Play model for south Atlantic floor fans.

“This will be the way to develop these gas resources in the future, providing it is a nice dry gas and it can be tied back fairly easily.” It is likely to be the same type of solution for [Eni’s] Zohr [offshore Egypt], which could be a subsea tieback to Temsah [production facilities]. For gas, this is more economical and then you are only limited by your access to markets. Total also recently brought onstream the Laggan Tormore gas condensate fields, on the UK Continental Shelf, as a 140km subsea tieback to shore.

Hunting elephants

Spectrum started first by looking at its seismic data differently, converting it into depth images rather than time images (which use the time it takes the sound in seismic shoots to travel down through the rock and back again). “All of a sudden, you can see trapping potential down to 4km of water depth,” Hodgson says. “We haven’t seen them because we have not looked there before and we have always looked in time, not depth. It was a big surprise to me.”

It’s not just as simple as seeing the trapping mechanism. Source rock has to exist, and it does, throughout almost all of the Atlantic basins, Hodgson says. National Oceanic and Atmospheric Administration mapping suggests its existence and wells drilled deep enough, to date, offshore Namibia, by HRT, and Brazil, in the Sergipe basin, by Petrobras, and others have proved it.

Seismic reconstruction across the conjugate margin.

It comes from when the super-continent Gondwana broke up, at the end of the Jurassic and in the early-cretaceous periods, creating a 300km wide basin. This was then filled in with organic rich mud.
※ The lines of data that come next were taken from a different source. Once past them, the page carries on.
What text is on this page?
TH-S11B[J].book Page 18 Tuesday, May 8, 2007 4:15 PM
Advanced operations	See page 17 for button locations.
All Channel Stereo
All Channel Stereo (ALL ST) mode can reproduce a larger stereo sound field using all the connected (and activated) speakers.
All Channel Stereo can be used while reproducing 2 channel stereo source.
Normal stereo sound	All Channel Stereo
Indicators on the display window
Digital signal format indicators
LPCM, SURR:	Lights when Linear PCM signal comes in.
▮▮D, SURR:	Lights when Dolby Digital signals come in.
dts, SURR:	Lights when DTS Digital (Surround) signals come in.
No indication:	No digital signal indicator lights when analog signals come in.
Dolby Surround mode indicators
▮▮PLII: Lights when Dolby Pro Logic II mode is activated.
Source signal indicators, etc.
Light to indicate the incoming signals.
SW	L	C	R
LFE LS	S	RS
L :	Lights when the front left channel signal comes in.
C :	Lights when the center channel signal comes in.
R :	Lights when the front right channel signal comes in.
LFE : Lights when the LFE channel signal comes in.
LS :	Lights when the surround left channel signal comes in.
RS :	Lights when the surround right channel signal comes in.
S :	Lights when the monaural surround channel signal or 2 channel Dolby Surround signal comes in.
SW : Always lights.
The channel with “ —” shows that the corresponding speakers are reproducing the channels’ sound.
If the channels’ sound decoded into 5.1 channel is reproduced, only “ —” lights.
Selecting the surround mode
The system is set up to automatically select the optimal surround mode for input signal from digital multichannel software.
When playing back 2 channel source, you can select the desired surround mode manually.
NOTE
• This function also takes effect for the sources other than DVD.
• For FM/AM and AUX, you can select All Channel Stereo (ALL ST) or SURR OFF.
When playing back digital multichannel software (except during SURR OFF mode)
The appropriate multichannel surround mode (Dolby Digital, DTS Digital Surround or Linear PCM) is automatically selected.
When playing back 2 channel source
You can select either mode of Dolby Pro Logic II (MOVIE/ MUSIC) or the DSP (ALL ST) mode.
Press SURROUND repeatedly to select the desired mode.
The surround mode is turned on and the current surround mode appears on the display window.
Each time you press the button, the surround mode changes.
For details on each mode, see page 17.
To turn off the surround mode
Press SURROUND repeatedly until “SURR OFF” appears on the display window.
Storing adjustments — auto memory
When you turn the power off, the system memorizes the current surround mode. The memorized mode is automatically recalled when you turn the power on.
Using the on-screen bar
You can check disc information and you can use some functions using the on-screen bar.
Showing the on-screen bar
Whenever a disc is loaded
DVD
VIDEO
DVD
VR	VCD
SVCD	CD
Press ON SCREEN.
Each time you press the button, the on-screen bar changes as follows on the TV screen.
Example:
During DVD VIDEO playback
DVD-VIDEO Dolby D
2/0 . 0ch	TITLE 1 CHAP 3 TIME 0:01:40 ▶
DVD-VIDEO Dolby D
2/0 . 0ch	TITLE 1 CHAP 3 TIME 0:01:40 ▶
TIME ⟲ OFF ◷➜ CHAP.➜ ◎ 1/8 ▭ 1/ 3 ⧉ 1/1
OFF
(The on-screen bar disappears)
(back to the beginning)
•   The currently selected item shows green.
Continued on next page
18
As the two continents, Africa and South America spread further apart, these layers remained attached to their continents, creating 150km belts along the coastline with underlying source rock. These muds have now been buried deep enough, at 3.5-4km, to create the temperatures to generate oil and gas – 100-150°C.

Next, there need to be reservoirs in which this oil or gas could collect and these were found; sands, which fan out on the basin floor, deposited some 100 million years ago. The difference between these and the sands that have been drilled on the Atlantic margin slopes – the sloping areas which drop from the shelf down to the basin floor – are that the slopes are dominated by channels of sand, like gutters, transporting the sand down the slope, which means higher risk in terms of drilling, for finding seals and to target the right areas. The Sergipe wells offshore Brazil have targeted these channels, Hodgson says.

On the basin floor, the sands fan out, however, creating – yet to be drilled – huge potential deposits. These are covered by multiple kilometers of mud stone, which hold the oil in place. Then, traps, to create pools of oil in the sands, have been created by the pressure of the shelf by the weight of layers and layers of mud stone, which cause “plate-scale” subsidence, creating huge traps. “They are actually phenomenal,” Hodgson says. “Some of the biggest structures would stretch from London to Manchester.”

So, when might we see this play tested? Hodgson is hopeful that Mauritania might be a good proving ground. Kosmos Energy has drilled on the slope here in 2400m water depth. The basin floor offshore Mauritania is in a modest 3000m water depth, making it reachable, Hodgson says. This is due to the Cape Verde islands – intrusions near Mauritania, which lifted up the basin floor. Mauritania currently has some open acreage, which – as a result of the above – Hodgson thinks could be the most prospective in the world at the moment.

Meanwhile, Total’s work offshore Uruguay will help increase confidence in deepwater exploration. “It is trying for a slightly different target [to Spectrum’s concept] and it has got a very high chance of success, which will help increase confidence in ever deeper water exploration,” Hodgson says.